PhD candidate Max Peeperkorn, his co-advisors Professors Dan Brown and Anna Jordanous, and fellow PhD candidate Tom Kouwenhoven have received a Best Student Paper Award for their work titled “Is temperature the creativity parameter of large language models?” Their research was presented at the 15th International Conference on Computational Creativity, held in June 2024 at Jönköping University in Sweden.
“Congratulations to Max, Dan and their colleagues,” said Raouf Boutaba, University Professor and Director of the Cheriton School of Computer Science. “They found that the so-called temperature parameter of a large language model, which influences the randomness of its output, is more subtle and at best only moderately correlated with aspects of creativity, contrary to what is often claimed. Their recommendations will help guide us towards more informed and useful creative behaviours of LLMs.”
Insights from this award-winning research
Large language models (LLMs), such as ChatGPT and Claude, have become widespread tools for various creative tasks, including writing stories, poems, jokes, and video game dialogues, producing outputs that range from beautiful to peculiar, pastiche to outright plagiarism. The temperature parameter of an LLM, which controls the randomness of its output, is often referred to as the creativity parameter because of its role in generating diverse outputs. Temperature may have an effect on creativity because without variation nothing new can be created.

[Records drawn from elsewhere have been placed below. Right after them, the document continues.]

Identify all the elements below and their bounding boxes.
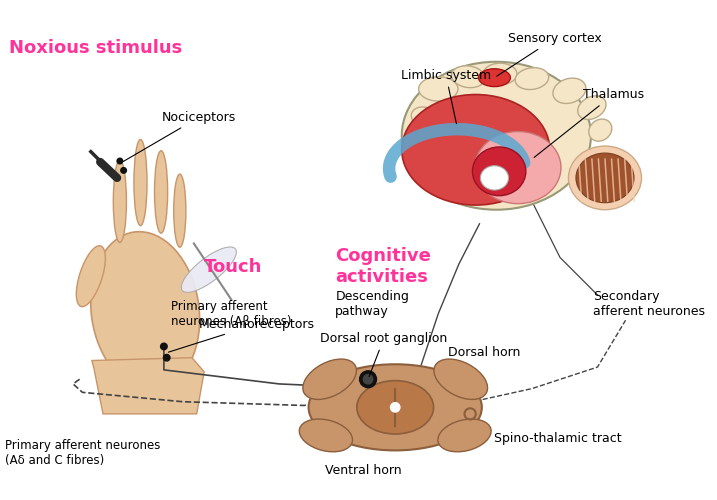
Text: Primary afferent
neurones (Aβ fibres): Primary afferent neurones (Aβ fibres)	[171, 300, 292, 328]
Text: Cognitive
activities: Cognitive activities	[336, 248, 431, 286]
Ellipse shape	[134, 140, 147, 226]
Text: Secondary
afferent neurones: Secondary afferent neurones	[593, 290, 705, 318]
Circle shape	[364, 374, 373, 384]
Text: Spino-thalamic tract: Spino-thalamic tract	[495, 432, 622, 445]
Text: Descending
pathway: Descending pathway	[336, 290, 409, 318]
Ellipse shape	[90, 232, 199, 390]
Ellipse shape	[417, 144, 441, 165]
Ellipse shape	[419, 76, 458, 101]
Ellipse shape	[553, 78, 586, 104]
Ellipse shape	[478, 69, 511, 86]
Ellipse shape	[483, 63, 517, 84]
Ellipse shape	[475, 132, 561, 204]
Circle shape	[360, 371, 376, 388]
Ellipse shape	[576, 153, 634, 202]
Text: Dorsal horn: Dorsal horn	[447, 346, 520, 360]
Ellipse shape	[413, 168, 435, 186]
Text: Dorsal root ganglion: Dorsal root ganglion	[320, 332, 447, 376]
Ellipse shape	[402, 94, 550, 205]
Text: Noxious stimulus: Noxious stimulus	[9, 40, 183, 58]
Ellipse shape	[589, 119, 612, 141]
Text: Mechanoreceptors: Mechanoreceptors	[168, 318, 315, 352]
Ellipse shape	[181, 247, 237, 292]
Ellipse shape	[174, 174, 186, 247]
Ellipse shape	[516, 68, 549, 90]
Text: Limbic system: Limbic system	[401, 68, 491, 124]
Circle shape	[163, 354, 170, 361]
Ellipse shape	[412, 107, 437, 127]
Ellipse shape	[473, 147, 526, 196]
Ellipse shape	[113, 160, 126, 242]
Ellipse shape	[438, 419, 491, 452]
Circle shape	[391, 402, 400, 412]
Text: Nociceptors: Nociceptors	[123, 111, 237, 162]
Ellipse shape	[569, 146, 642, 210]
Circle shape	[120, 168, 126, 173]
Ellipse shape	[434, 359, 488, 400]
Text: Thalamus: Thalamus	[534, 88, 644, 158]
Ellipse shape	[357, 380, 434, 434]
Text: Touch: Touch	[204, 258, 262, 276]
Text: Sensory cortex: Sensory cortex	[497, 32, 602, 76]
Ellipse shape	[452, 66, 485, 88]
Polygon shape	[92, 358, 204, 414]
Ellipse shape	[303, 359, 356, 400]
Text: Primary afferent neurones
(Aδ and C fibres): Primary afferent neurones (Aδ and C fibr…	[5, 439, 160, 467]
Ellipse shape	[299, 419, 353, 452]
Ellipse shape	[402, 62, 591, 210]
Ellipse shape	[578, 96, 606, 120]
Ellipse shape	[480, 166, 508, 190]
Ellipse shape	[308, 364, 482, 450]
Text: Ventral horn: Ventral horn	[325, 464, 402, 476]
Circle shape	[161, 343, 167, 349]
Circle shape	[117, 158, 123, 164]
Ellipse shape	[155, 150, 168, 233]
Ellipse shape	[76, 246, 105, 306]
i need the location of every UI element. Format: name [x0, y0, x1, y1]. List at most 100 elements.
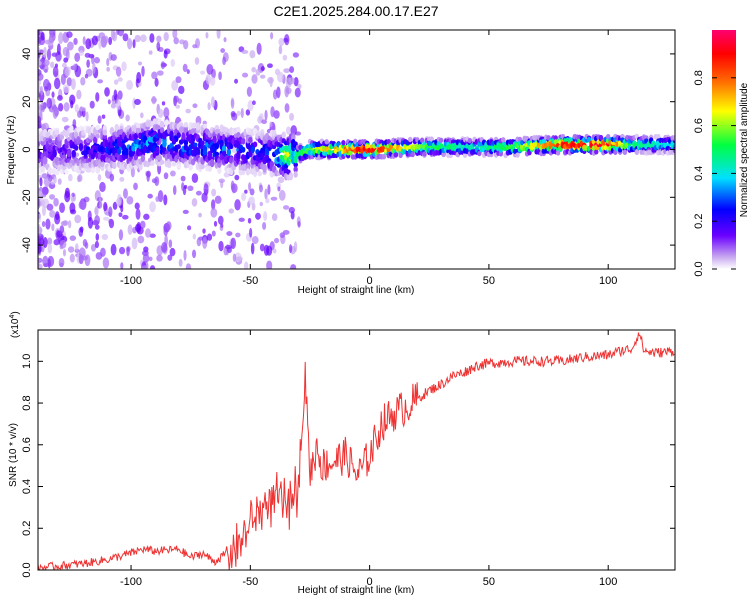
heatmap-speckle — [74, 214, 82, 224]
heatmap-speckle — [73, 37, 78, 46]
heatmap-speckle — [241, 192, 246, 202]
heatmap-speckle — [154, 176, 160, 187]
heatmap-speckle — [143, 213, 150, 220]
heatmap-speckle — [241, 49, 249, 54]
heatmap-cell — [441, 151, 446, 158]
heatmap-speckle — [39, 177, 43, 187]
heatmap-speckle — [249, 227, 253, 238]
heatmap-speckle — [265, 197, 270, 204]
heatmap-speckle — [156, 41, 161, 52]
heatmap-speckle — [264, 109, 268, 121]
heatmap-speckle — [202, 228, 206, 234]
heatmap-cell — [293, 162, 298, 168]
heatmap-speckle — [106, 66, 111, 72]
heatmap-speckle — [57, 95, 63, 101]
heatmap-speckle — [62, 220, 69, 226]
colorbar-label: Normalized spectral amplitude — [739, 82, 750, 217]
heatmap-speckle — [231, 183, 238, 194]
heatmap-speckle — [211, 230, 216, 237]
heatmap-speckle — [183, 249, 187, 261]
heatmap-cell — [64, 144, 69, 149]
heatmap-cell — [150, 160, 155, 166]
heatmap-cell — [64, 168, 69, 175]
heatmap-speckle — [226, 231, 233, 236]
heatmap-speckle — [149, 201, 156, 213]
heatmap-cell — [656, 133, 661, 140]
heatmap-speckle — [246, 86, 252, 97]
heatmap-speckle — [45, 218, 51, 230]
heatmap-speckle — [256, 42, 262, 55]
heatmap-speckle — [78, 50, 84, 57]
heatmap-speckle — [249, 50, 256, 59]
snr-frame — [37, 329, 676, 571]
heatmap-speckle — [85, 38, 92, 50]
heatmap-speckle — [38, 36, 42, 44]
heatmap-speckle — [56, 43, 61, 56]
heatmap-speckle — [67, 220, 72, 229]
heatmap-speckle — [198, 212, 202, 218]
heatmap-speckle — [182, 63, 188, 73]
heatmap-speckle — [163, 194, 168, 206]
heatmap-cell — [73, 145, 79, 151]
heatmap-speckle — [178, 258, 183, 267]
heatmap-speckle — [71, 192, 75, 198]
heatmap-speckle — [131, 237, 138, 250]
snr-xtick-label: 100 — [599, 576, 617, 588]
heatmap-cell — [477, 150, 482, 157]
heatmap-cell — [381, 154, 387, 160]
heatmap-speckle — [288, 244, 293, 254]
heatmap-speckle — [38, 61, 42, 66]
heatmap-speckle — [220, 48, 226, 54]
heatmap-cell — [157, 155, 162, 161]
heatmap-speckle — [74, 52, 81, 63]
heatmap-speckle — [297, 221, 301, 228]
heatmap-speckle — [59, 225, 65, 234]
heatmap-cell — [52, 149, 57, 158]
spectrogram-y-label: Frequency (Hz) — [6, 116, 17, 185]
heatmap-speckle — [168, 239, 173, 248]
heatmap-speckle — [90, 244, 97, 252]
heatmap-speckle — [65, 66, 71, 77]
heatmap-speckle — [234, 78, 239, 84]
heatmap-speckle — [276, 86, 281, 99]
heatmap-cell — [131, 145, 136, 152]
heatmap-speckle — [230, 110, 236, 118]
snr-ytick-label: 1.0 — [21, 354, 33, 369]
heatmap-speckle — [126, 246, 130, 257]
heatmap-speckle — [276, 71, 284, 83]
heatmap-speckle — [80, 77, 86, 86]
heatmap-speckle — [93, 57, 101, 64]
heatmap-speckle — [99, 200, 103, 209]
heatmap-speckle — [43, 59, 50, 67]
heatmap-cell — [240, 169, 246, 176]
snr-series-line — [38, 332, 675, 570]
heatmap-speckle — [70, 196, 75, 203]
heatmap-speckle — [46, 48, 52, 61]
heatmap-speckle — [55, 211, 60, 221]
heatmap-speckle — [122, 214, 129, 220]
heatmap-speckle — [118, 212, 123, 218]
heatmap-speckle — [84, 52, 91, 58]
heatmap-speckle — [289, 66, 295, 73]
heatmap-speckle — [273, 237, 280, 244]
spectrogram-xtick-label: 100 — [599, 275, 617, 287]
heatmap-speckle — [293, 77, 299, 87]
heatmap-speckle — [41, 205, 46, 217]
heatmap-speckle — [137, 235, 145, 244]
heatmap-speckle — [147, 193, 153, 199]
heatmap-speckle — [226, 246, 232, 254]
heatmap-speckle — [259, 201, 263, 207]
heatmap-speckle — [284, 103, 290, 113]
heatmap-speckle — [278, 189, 286, 201]
snr-y-ticks: 0.0 0.2 0.4 0.6 0.8 1.0 — [21, 354, 675, 578]
heatmap-speckle — [278, 37, 285, 47]
heatmap-speckle — [67, 173, 73, 182]
heatmap-speckle — [136, 71, 142, 84]
heatmap-speckle — [101, 114, 106, 119]
heatmap-speckle — [38, 223, 41, 231]
heatmap-speckle — [108, 36, 113, 46]
heatmap-speckle — [142, 253, 150, 263]
heatmap-speckle — [98, 40, 102, 50]
heatmap-speckle — [202, 237, 208, 249]
heatmap-speckle — [113, 89, 118, 101]
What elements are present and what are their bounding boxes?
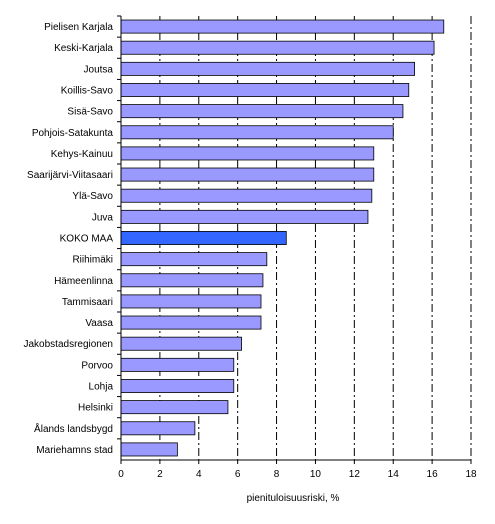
category-label-1: Keski-Karjala — [54, 43, 113, 54]
category-label-6: Kehys-Kainuu — [51, 149, 113, 160]
category-label-7: Saarijärvi-Viitasaari — [27, 170, 113, 181]
bar-17 — [120, 379, 235, 393]
bar-20 — [120, 442, 178, 457]
category-label-10: KOKO MAA — [60, 234, 114, 245]
category-label-4: Sisä-Savo — [67, 107, 113, 118]
category-label-3: Koillis-Savo — [61, 86, 114, 97]
x-tick-label-4: 4 — [196, 469, 202, 480]
bars — [120, 19, 445, 457]
bar-13 — [120, 294, 262, 309]
category-labels: Pielisen Karjala Keski-Karjala Joutsa Koill… — [23, 22, 113, 456]
x-tick-label-10: 10 — [310, 469, 322, 480]
bar-10 — [120, 231, 287, 245]
x-tick-label-12: 12 — [349, 469, 361, 480]
category-label-13: Tammisaari — [62, 297, 113, 308]
bar-3 — [120, 83, 410, 97]
bar-15 — [120, 336, 242, 351]
category-label-18: Helsinki — [78, 403, 113, 414]
bar-5 — [120, 125, 394, 140]
bar-16 — [120, 357, 235, 372]
category-label-17: Lohja — [89, 382, 114, 393]
bar-8 — [120, 188, 373, 203]
x-tick-label-18: 18 — [465, 469, 477, 480]
bar-14 — [120, 315, 262, 330]
axes — [117, 15, 472, 464]
category-label-2: Joutsa — [84, 64, 114, 75]
x-tick-label-2: 2 — [157, 469, 163, 480]
bar-18 — [120, 400, 229, 415]
x-tick-label-0: 0 — [118, 469, 124, 480]
bar-1 — [120, 40, 435, 55]
category-label-9: Juva — [92, 212, 114, 223]
category-label-12: Hämeenlinna — [54, 276, 113, 287]
bar-12 — [120, 273, 264, 288]
x-tick-label-6: 6 — [235, 469, 241, 480]
category-label-15: Jakobstadsregionen — [23, 339, 113, 350]
bar-4 — [120, 104, 404, 119]
x-tick-label-14: 14 — [388, 469, 400, 480]
x-axis-title: pienituloisuusriski, % — [247, 493, 340, 504]
bar-0 — [120, 19, 445, 34]
bar-11 — [120, 252, 268, 267]
category-label-11: Riihimäki — [72, 255, 113, 266]
category-label-14: Vaasa — [85, 318, 113, 329]
bar-6 — [120, 146, 375, 161]
category-label-19: Ålands landsbygd — [34, 422, 113, 435]
x-tick-label-8: 8 — [274, 469, 280, 480]
category-label-0: Pielisen Karjala — [44, 22, 113, 33]
bar-19 — [120, 421, 196, 436]
x-tick-labels: 0 2 4 6 8 10 12 14 16 18 — [118, 469, 477, 480]
category-label-16: Porvoo — [81, 360, 113, 371]
bar-7 — [120, 167, 375, 182]
bar-9 — [120, 209, 369, 224]
bar-2 — [120, 61, 416, 76]
category-label-20: Mariehamns stad — [36, 445, 113, 456]
x-tick-label-16: 16 — [427, 469, 439, 480]
category-label-8: Ylä-Savo — [72, 191, 113, 202]
category-label-5: Pohjois-Satakunta — [32, 128, 114, 139]
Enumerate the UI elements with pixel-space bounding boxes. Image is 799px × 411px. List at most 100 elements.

The researchers investigated this claim using a narrative generation task with a fixed context, model and prompt. Their main goal was to investigate how temperature affects the creativity of story generation. They empirically evaluated the LLM output for different temperature values using four conditions for creativity in narrative generation: novelty, typicality, cohesion, and coherence.
Their findings revealed that temperature was weakly correlated with novelty, moderately negatively correlated with coherence, and had no significant relationship with cohesion or typicality. Contrary to the creativity parameter claim, the research team found that the influence of temperature on LLM creativity is both subtle and weak. Overall, however, higher temperatures did lead to slightly more novel outputs. They conclude by discussing future areas for research, principally ideas that allow creative outputs of LLMs to rely less on chance.
To learn more about the research on which this article is based, please refer to Max Peeperkorn, Tom Kouwenhoven, Dan Brown, Anna Jordanous. Is Temperature the Creativity Parameter of Large Language Models? May 2024. arXiv:2405.00492. Presented at the 15th International Conference on Computational Creativity, June 17–21, 2024 at the University of Jönköping in Sweden.
The 14th International Conference on Computational Creativity, held in June 2023, was hosted by the University of Waterloo.